Visão do Direito

Inovações no combate à litigância predatória

"Esse tipo de atuação compromete não apenas a eficácia da prestação jurisdicional, como também a própria credibilidade do sistema de justiça"

 Eixo Capital. Arthur Felipe da Cunha Silva, advogado líder da equipe na área de contencioso massificado em Direito do Urbano Vitalino Advogados -  (crédito:  Divulgação)
Eixo Capital. Arthur Felipe da Cunha Silva, advogado líder da equipe na área de contencioso massificado em Direito do Urbano Vitalino Advogados - (crédito: Divulgação)

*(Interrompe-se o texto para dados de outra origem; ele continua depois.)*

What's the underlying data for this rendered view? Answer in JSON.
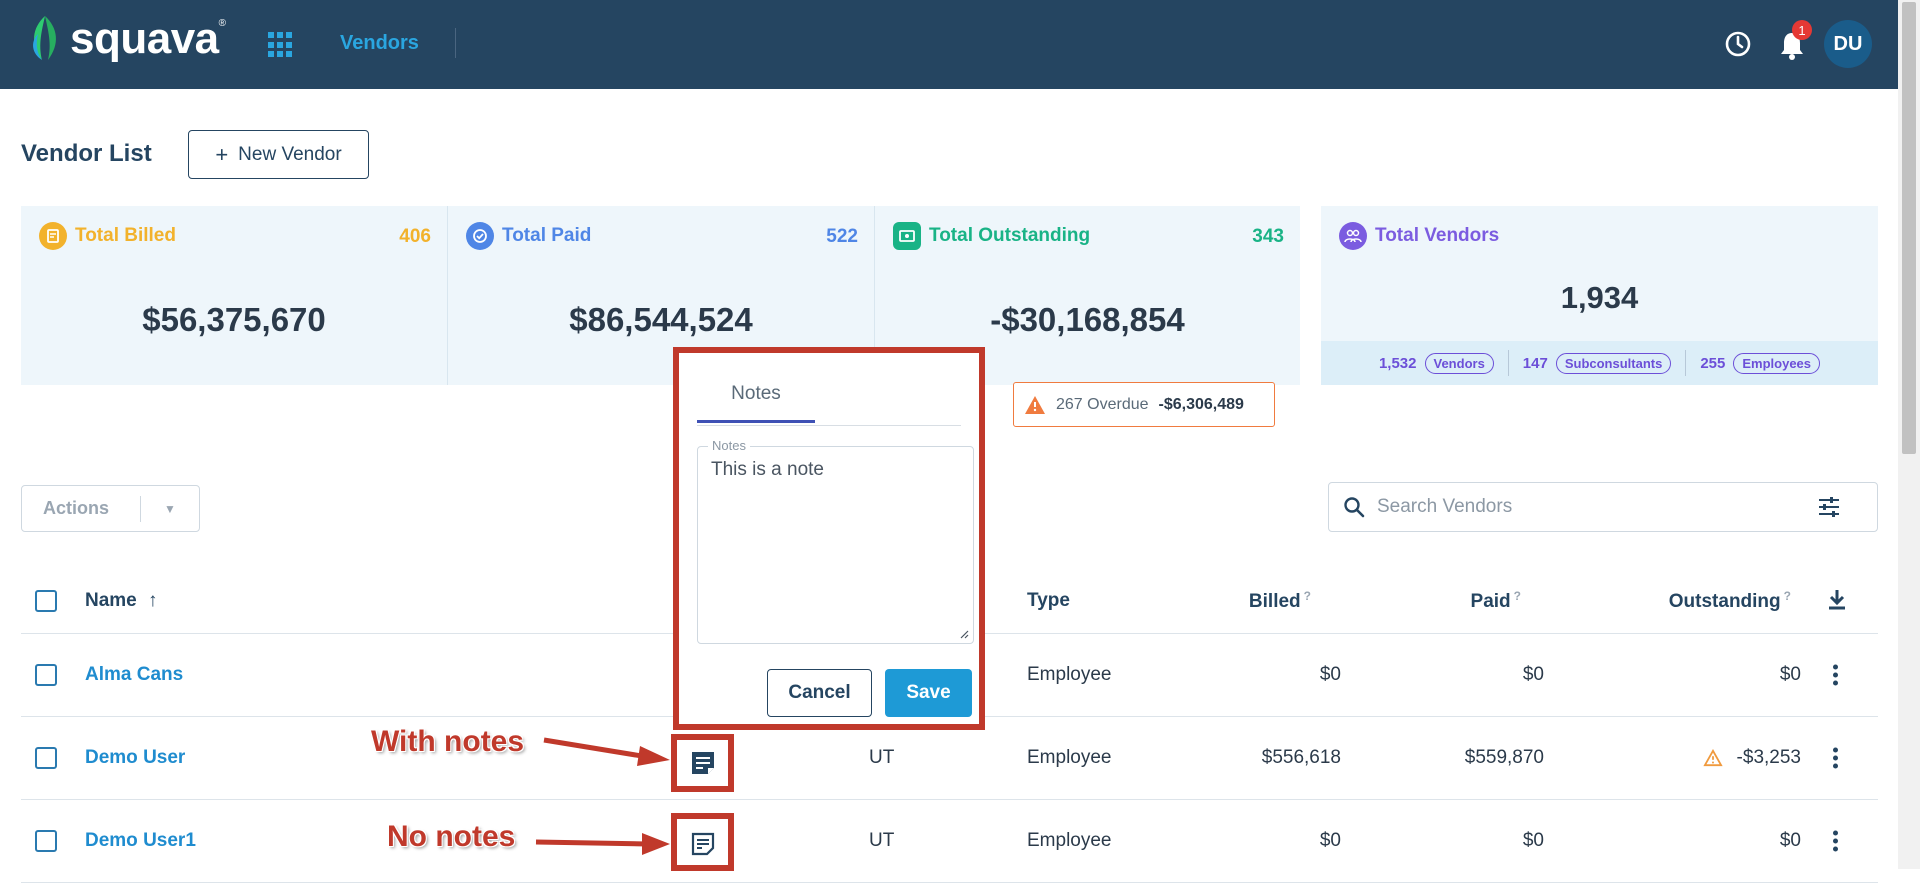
{
  "app": {
    "brand": "squava",
    "brand_mark": "®",
    "nav_link": "Vendors",
    "notification_count": "1",
    "avatar_initials": "DU"
  },
  "page": {
    "title": "Vendor List",
    "new_vendor_label": "New Vendor"
  },
  "stats": {
    "billed": {
      "label": "Total Billed",
      "count": "406",
      "value": "$56,375,670",
      "color": "#f2b22c"
    },
    "paid": {
      "label": "Total Paid",
      "count": "522",
      "value": "$86,544,524",
      "color": "#4f86e6"
    },
    "outstanding": {
      "label": "Total Outstanding",
      "count": "343",
      "value": "-$30,168,854",
      "color": "#19b386"
    },
    "vendors": {
      "label": "Total Vendors",
      "value": "1,934",
      "color": "#7b5ce0",
      "breakdown": [
        {
          "count": "1,532",
          "label": "Vendors"
        },
        {
          "count": "147",
          "label": "Subconsultants"
        },
        {
          "count": "255",
          "label": "Employees"
        }
      ]
    },
    "overdue": {
      "text": "267 Overdue",
      "amount": "-$6,306,489"
    }
  },
  "toolbar": {
    "actions_label": "Actions",
    "search_placeholder": "Search Vendors"
  },
  "table": {
    "headers": {
      "name": "Name",
      "type": "Type",
      "billed": "Billed",
      "paid": "Paid",
      "outstanding": "Outstanding",
      "help_mark": "?"
    },
    "rows": [
      {
        "name": "Alma Cans",
        "state": "",
        "type": "Employee",
        "billed": "$0",
        "paid": "$0",
        "outstanding": "$0"
      },
      {
        "name": "Demo User",
        "state": "UT",
        "type": "Employee",
        "billed": "$556,618",
        "paid": "$559,870",
        "outstanding": "-$3,253"
      },
      {
        "name": "Demo User1",
        "state": "UT",
        "type": "Employee",
        "billed": "$0",
        "paid": "$0",
        "outstanding": "$0"
      }
    ]
  },
  "notes_popup": {
    "tab_label": "Notes",
    "field_label": "Notes",
    "field_value": "This is a note",
    "cancel_label": "Cancel",
    "save_label": "Save"
  },
  "annotations": {
    "with_notes": "With notes",
    "no_notes": "No notes"
  }
}
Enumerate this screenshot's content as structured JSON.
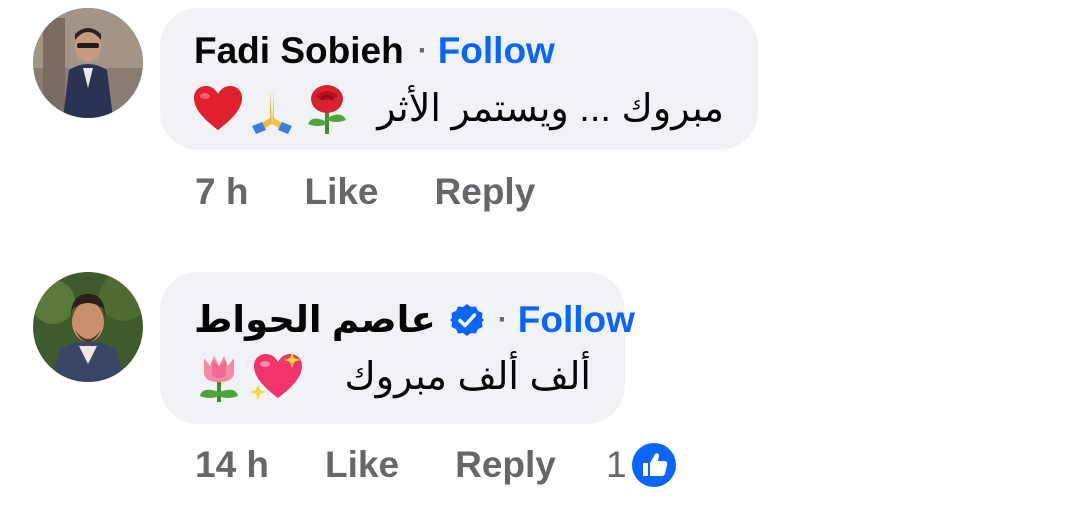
{
  "comments": [
    {
      "author": "Fadi Sobieh",
      "separator": "·",
      "follow_label": "Follow",
      "text": "مبروك ... ويستمر الأثر",
      "emojis": [
        "rose-icon",
        "praying-hands-icon",
        "red-heart-icon"
      ],
      "time": "7 h",
      "like_label": "Like",
      "reply_label": "Reply"
    },
    {
      "author": "عاصم الحواط",
      "verified": true,
      "separator": "·",
      "follow_label": "Follow",
      "text": "ألف ألف مبروك",
      "emojis": [
        "sparkling-heart-icon",
        "tulip-icon"
      ],
      "time": "14 h",
      "like_label": "Like",
      "reply_label": "Reply",
      "reaction_count": "1"
    }
  ],
  "colors": {
    "bubble_bg": "#f0f2f5",
    "follow_blue": "#0866ff",
    "meta_gray": "#65676b",
    "text": "#050505"
  }
}
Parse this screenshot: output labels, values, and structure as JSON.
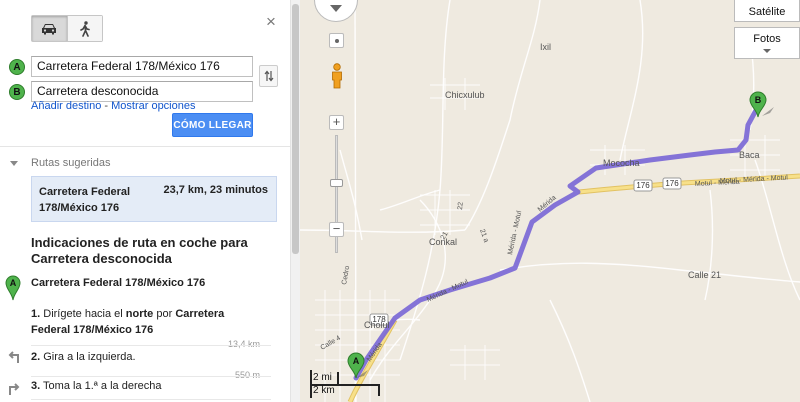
{
  "panel": {
    "close_label": "×",
    "travel_modes": [
      {
        "name": "car",
        "icon": "car-icon",
        "active": true
      },
      {
        "name": "walk",
        "icon": "walk-icon",
        "active": false
      }
    ],
    "origin": {
      "marker": "A",
      "value": "Carretera Federal 178/México 176"
    },
    "destination": {
      "marker": "B",
      "value": "Carretera desconocida"
    },
    "add_destination_label": "Añadir destino",
    "link_separator": " - ",
    "show_options_label": "Mostrar opciones",
    "submit_label": "CÓMO LLEGAR",
    "suggested_routes_label": "Rutas sugeridas",
    "route": {
      "name": "Carretera Federal 178/México 176",
      "summary": "23,7 km, 23 minutos"
    },
    "directions_title": "Indicaciones de ruta en coche para Carretera desconocida",
    "start_marker": "A",
    "start_name": "Carretera Federal 178/México 176",
    "steps": [
      {
        "number": "1.",
        "text_a": "Dirígete hacia el ",
        "bold_a": "norte",
        "text_b": " por ",
        "bold_b": "Carretera Federal 178/México 176",
        "distance": "13,4 km",
        "icon": "straight-icon"
      },
      {
        "number": "2.",
        "text": "Gira a la izquierda.",
        "distance": "550 m",
        "icon": "turn-left-icon"
      },
      {
        "number": "3.",
        "text": "Toma la 1.ª a la derecha",
        "distance": "",
        "icon": "turn-right-icon"
      }
    ]
  },
  "map": {
    "satellite_label": "Satélite",
    "photos_label": "Fotos",
    "scale_mi": "2 mi",
    "scale_km": "2 km",
    "marker_a": "A",
    "marker_b": "B",
    "labels": {
      "ixil": "Ixil",
      "chicxulub": "Chicxulub",
      "mococha": "Mococha",
      "baca": "Baca",
      "conkal": "Conkal",
      "cholul": "Cholul",
      "cedro": "Cedro",
      "calle21": "Calle 21",
      "calle4": "Calle 4",
      "road176a": "176",
      "road176b": "176",
      "road178": "178",
      "road22": "22",
      "road21": "21",
      "road21a": "21 a",
      "merida1": "Mérida",
      "merida2": "Mérida",
      "motul1": "Motul - Mérida",
      "motul2": "Motul - Mérida - Motul",
      "merida_motul1": "Mérida - Motul",
      "merida_motul2": "Mérida - Motul",
      "merida_motul3": "Mérida - Motul"
    },
    "colors": {
      "route": "#7b68d6",
      "highway": "#f4d774",
      "marker": "#4fb34c",
      "button_primary": "#4c8ef3"
    }
  }
}
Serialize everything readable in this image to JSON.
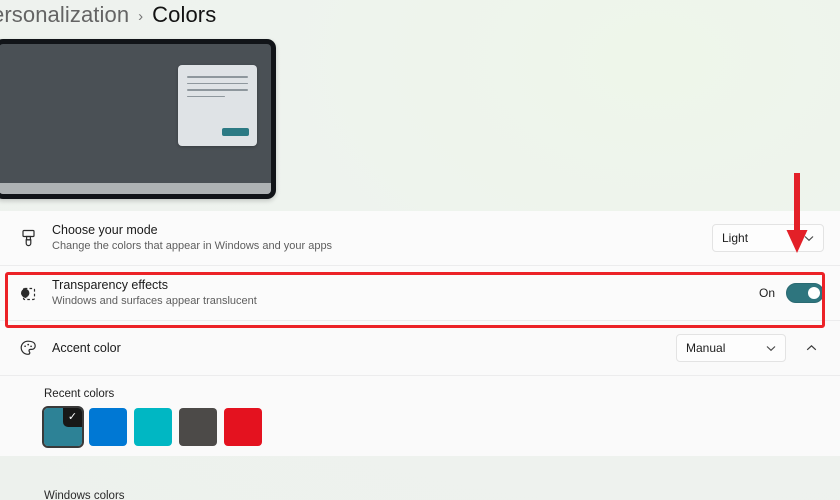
{
  "breadcrumb": {
    "parent": "ersonalization",
    "separator": "›",
    "current": "Colors"
  },
  "preview": {
    "name": "colors-preview",
    "desktop_color": "#4a5055",
    "dialog_color": "#dfe3e6",
    "accent_button_color": "#2c7a84",
    "taskbar_color": "#aeb2b4"
  },
  "settings": {
    "mode_row": {
      "icon": "paintbrush-icon",
      "title": "Choose your mode",
      "subtitle": "Change the colors that appear in Windows and your apps",
      "dropdown_value": "Light"
    },
    "transparency_row": {
      "icon": "transparency-icon",
      "title": "Transparency effects",
      "subtitle": "Windows and surfaces appear translucent",
      "toggle_label": "On",
      "toggle_state": "on",
      "toggle_color": "#2e757e"
    },
    "accent_row": {
      "icon": "palette-icon",
      "title": "Accent color",
      "dropdown_value": "Manual",
      "expander_icon": "chevron-up-icon"
    },
    "recent_colors": {
      "label": "Recent colors",
      "swatches": [
        {
          "color": "#2d8296",
          "selected": true,
          "check": "✓"
        },
        {
          "color": "#0078d4",
          "selected": false,
          "check": ""
        },
        {
          "color": "#00b7c3",
          "selected": false,
          "check": ""
        },
        {
          "color": "#4c4a48",
          "selected": false,
          "check": ""
        },
        {
          "color": "#e4121f",
          "selected": false,
          "check": ""
        }
      ]
    },
    "windows_colors_label": "Windows colors"
  },
  "annotations": {
    "arrow_color": "#e32028",
    "highlight_color": "#ec2227"
  }
}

Por Arthur Felipe da Cunha Silva* — O direito de acesso à justiça, insculpido no artigo 5º, inciso XXXV, da Constituição Federal de 1988, representa um dos pilares fundamentais do Estado democrático de direito. Ele garante que nenhuma lesão ou ameaça a direito será excluída da apreciação do Poder Judiciário. No entanto, apesar de o objetivo do legislador constituinte originário de garantir que todos, independente da sua condição social ou econômica, pudessem levar seus direitos, individuais ou coletivos, à apreciação judicial, a utilização abusiva dessa garantia tem gerado distorções significativas no sistema processual brasileiro, sobretudo com a disseminação da chamada litigância predatória.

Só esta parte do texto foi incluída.